In the latest installment of CGTN Sports Scene's tennis series, Beyond the Baseline, former Asian number one, Paradorn Srichaphan of Thailand, spoke at length about his current role and the gap between Asia and Europe in the men's game.

Srichaphan, who is now a WTA official and is currently in Beijing for the ongoing China Open, was the first Asian man to be ranked in the top ten. He has been retired for almost a decade, but never left the sport he loves.

The former Thai tennis ace didn't hide his affection toward China and the China Open, saying, "I love to visit China again and again, and I really love the China Open in Beijing. I have got some good memories here."

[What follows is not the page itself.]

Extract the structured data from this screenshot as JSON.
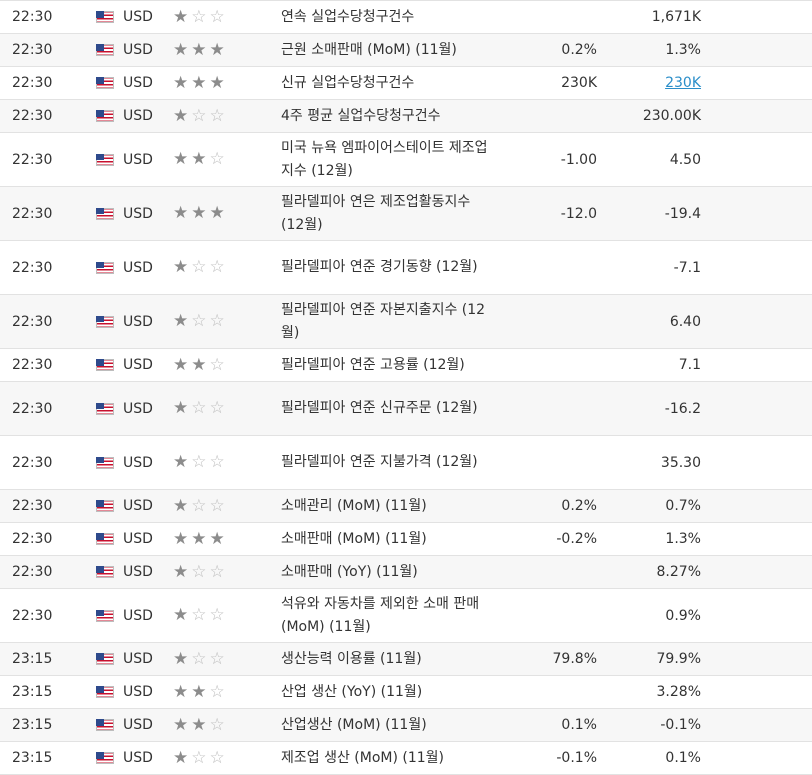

"It's been 15 years and the tournament has developed really well. I played in 2003-2004 and that time, it was played in a different stadium. This time, I have been surprised by the quality of the new stadium and the tennis infrastructure."

One of the most prominent Asian tennis players of all time, Srichaphan mentioned, "When I started, it was an important time for tennis and more importantly for Asian tennis to grow, and before me, my idol Michael Chang did well to help. It was great Asian tennis."

It's been a while since he had hung up his racket, but Srichaphan has been giving back to the sport which once made him a superstar. "I am still involved in tennis and it's my passion. Now I am wearing a different hat and not the player's hat anymore. I am a tournament director now and I am really happy to be in that role," the Thai said.

He also added, "Meanwhile, I am also running my Paradorn Tennis Academy back home, where I have been training young players from the age of 12 to 18 in order to continue their dreams and leading the way."

Being one of the biggest names from Asian tennis, he also felt that “the gap between Asian and European tennis is narrowing. Still, there is a way to go. I think we have to have some good programs and tournaments like the China Open are actually helping the younger kids come to the tournament."